Don’t Lose Yourself Along the Way

I have seen him around the neighborhood lately, that signature flattop (now gray), those same horn-rimmed glasses he has worn long enough for Mad Men to make almost fashionable again. Not always clean-shaven. And just enough added weight to make me question if it was him. But this morning, when I walked into Peet's at 6:30 and saw him sitting there, alone, reading a novel, looking at bit like someone out of a Hopper painting, I was sure it was him: Thomas, the man with whom I went through my student teaching year when we were novices passing through the School of Education at San Francisco State in the late 1980s.

A quick, slightly awkward exchange revealed that he had left teaching some time ago and was now "in the legal profession," which he described as "a job." He went on to say, "a job is a job." The week we began our student teaching, Salmun Rushdie went into hiding. Every day for weeks we would discuss this, speculating on how long it would last, this fatwa, this exile.

Seeing Thomas brought all this back to mind this morning. And when I came back with my coffee, perhaps a minute having passed, he was gone, as if he had never been there. I have taught for twenty-one years, and I realize, as I think about it, that we have lost so many (statistics suggest 50% of teachers leave the profession within the first five years) along the way.

Riding into the storm of the new year, casting a glance over my shoulder at those in my past, and a look at Beth, the student teacher who is heading into the new year beside me, I am reminded how important but how demanding our work is and will always be. Walking home from Peet's, I remembered Thomas's passion for literature, for ideas, his interest in getting it right. He has, I hope, found his happiness elsewhere, putting to use those same skills that drew him to teaching, to words.

We had a teacher in our district years ago whom everyone admired. His teaching was brilliant, but unsustainable. One must have a life outside the classroom. You would hear people marvel at these things he did. And then, in about his fourth year, he came unraveled and, by year's end, broke down and left the profession.

It's easy to be the best teacher ever for the first five years; but this work is a marathon not a sprint. So be brilliant but balanced, diligent but not destructive, creative and REcreative (as in making time to recreate, to engage in recreation) this year so you will be a great teacher this year and for many years to come.

9 Responses to “Don’t Lose Yourself Along the Way”

  1. Thanks for this post, Jim. It’s just what I needed right now. I’m still a little fearful going into student teaching next month, but I’ll try and keep your great advice in mind when I start to panic.
    And good luck to your new student teacher Beth! How fortunate she is to have you as her cooperating teacher.

  2. Excellent point to make at the beginning of the school year. Balance is essential.

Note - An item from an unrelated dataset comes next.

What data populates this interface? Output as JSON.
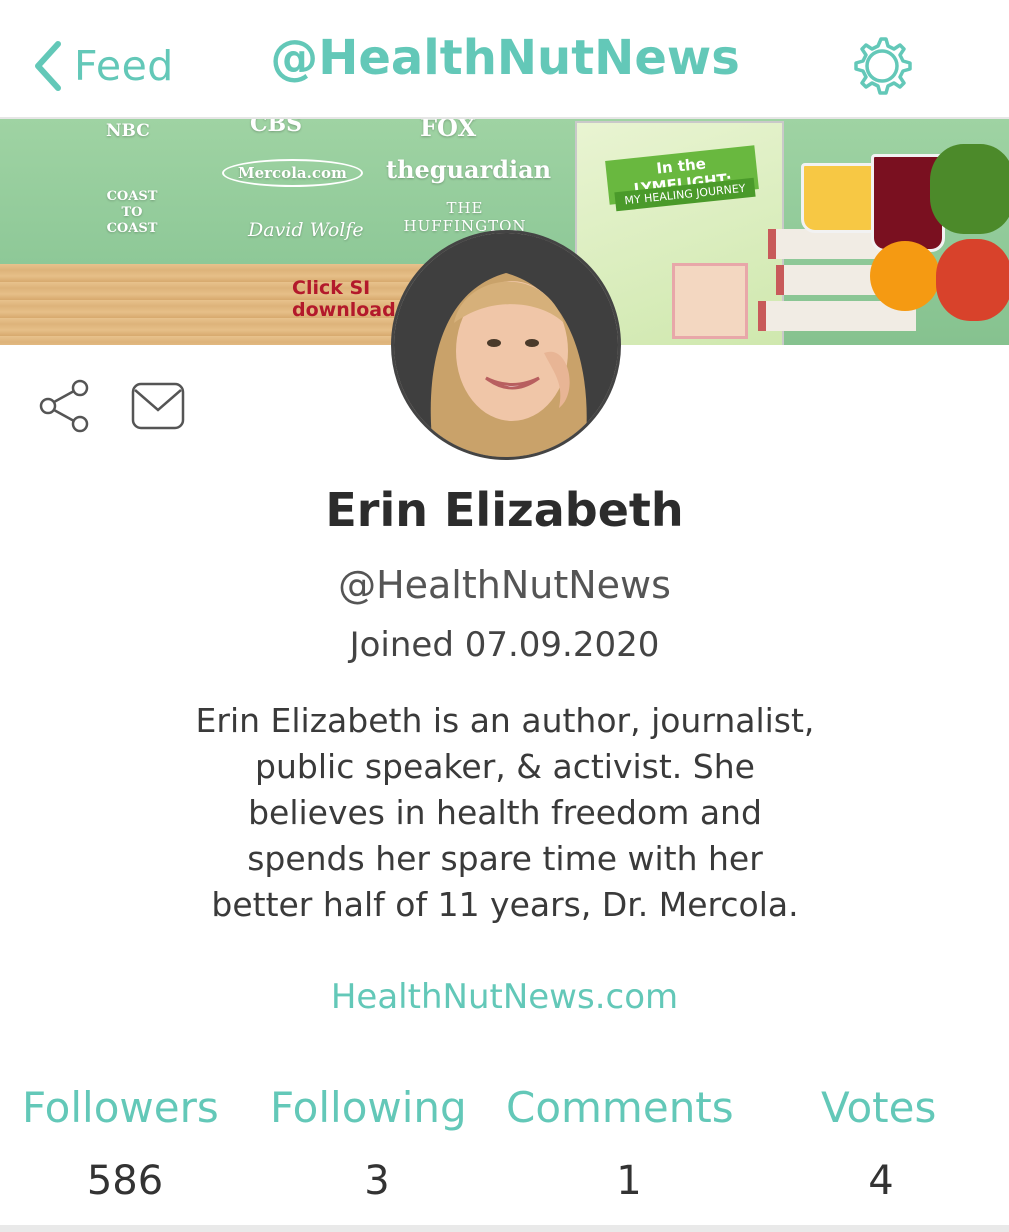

I have observed that talented people are leaving or never beginning careers in public and private school because they believe the instructional methods and assessment criteria are archaic and ineffective.

  3. I was able to find about 9 folks from our group of 30 English Ed. students. Of those 9, 3 are still teaching. We graduated 12 years ago. It’s very sad. Your words are wise. I plan share this post with my colleagues. Thanks!

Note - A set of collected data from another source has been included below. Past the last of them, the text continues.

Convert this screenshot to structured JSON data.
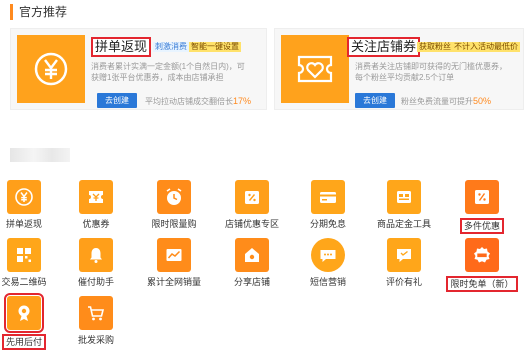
{
  "section_title": "官方推荐",
  "cards": [
    {
      "name": "拼单返现",
      "tags": [
        "刺激消费",
        "智能一键设置"
      ],
      "desc": [
        "消费者累计实满一定金额(1个自然日内)，可",
        "获赠1张平台优惠券，成本由店铺承担"
      ],
      "button": "去创建",
      "note": "平均拉动店铺成交翻倍长",
      "note_value": "17%",
      "colors": {
        "thumb": "#ffa21c"
      }
    },
    {
      "name": "关注店铺券",
      "tags": [
        "获取粉丝",
        "不计入活动最低价"
      ],
      "desc": [
        "消费者关注店铺即可获得的无门槛优惠券，",
        "每个粉丝平均贡献2.5个订单"
      ],
      "button": "去创建",
      "note": "粉丝免费流量可提升",
      "note_value": "50%",
      "colors": {
        "thumb": "#ffa21c"
      }
    }
  ],
  "tools": [
    {
      "label": "拼单返现",
      "icon": "yen-icon"
    },
    {
      "label": "优惠券",
      "icon": "coupon-icon"
    },
    {
      "label": "限时限量购",
      "icon": "alarm-icon"
    },
    {
      "label": "店铺优惠专区",
      "icon": "discount-tag-icon"
    },
    {
      "label": "分期免息",
      "icon": "card-icon"
    },
    {
      "label": "商品定金工具",
      "icon": "deposit-icon"
    },
    {
      "label": "多件优惠",
      "icon": "multi-discount-icon"
    },
    {
      "label": "交易二维码",
      "icon": "qrcode-icon"
    },
    {
      "label": "催付助手",
      "icon": "bell-icon"
    },
    {
      "label": "累计全网销量",
      "icon": "chart-icon"
    },
    {
      "label": "分享店铺",
      "icon": "share-store-icon"
    },
    {
      "label": "短信营销",
      "icon": "sms-icon"
    },
    {
      "label": "评价有礼",
      "icon": "review-gift-icon"
    },
    {
      "label": "限时免单（新）",
      "icon": "free-order-icon"
    },
    {
      "label": "先用后付",
      "icon": "pay-later-icon"
    },
    {
      "label": "批发采购",
      "icon": "cart-icon"
    }
  ],
  "colors": {
    "accent": "#ff8a1f",
    "icon_bg": "#ff9f1a",
    "button": "#2a78d8",
    "highlight_box": "#e3262f"
  }
}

  4. Thanks for the reminders, Jim. So many forces that would allow, or even encourage, the kind of unsustainable activity that leads to burnout. Burning the candle at both ends does lend a lovely light but then someone’s left trying to clean up melted candlewax.
    I find it difficult to judge the line between diligent and destructive. I’ve tried observing colleagues, but given that many are more experienced than me and some are engaged in unsustainable efforts, that seems an untrustworthy measure.
    How does one make good judgements about how much is enough? How does one keep balance from becoming just one more thing to feel guilty about not achieving?

  5. Jim,
    Your words of wisdom are indeed wise! I am going to print this out and keep it with me as I teach this year; a reminder that I need to make time outside my classroom (and the work I take home). The line between diligence and destruction is thin and I fear I have been walking it very thinly at times.

  6. Perfect reminder for the beginning of the year. We will all have good and bad days, teach great lessons and fall flat on our faces. Snuggle with the family and then call the kids by the wrong names 😉 Trying to juggle everything and be perfect all the time is just asking for failure.
    Maybe we could remember that it probably goes for the students as well?

  7. Perfection, just when I needed it.

  8. Thanks Jim…
    Sadly, I find myslef yearing to be the guy at the coffee shop. I am 4 days into the new year and already want to be out the door. What has happened? Is it too late to recreate myself in this profession?

  9. Thanks Jim…
    Sadly, I find myself yearing to be the guy in the coffee shop. I am only 4 days into the year and already I want to be out the door. Is it too late to recreate myself in this profession?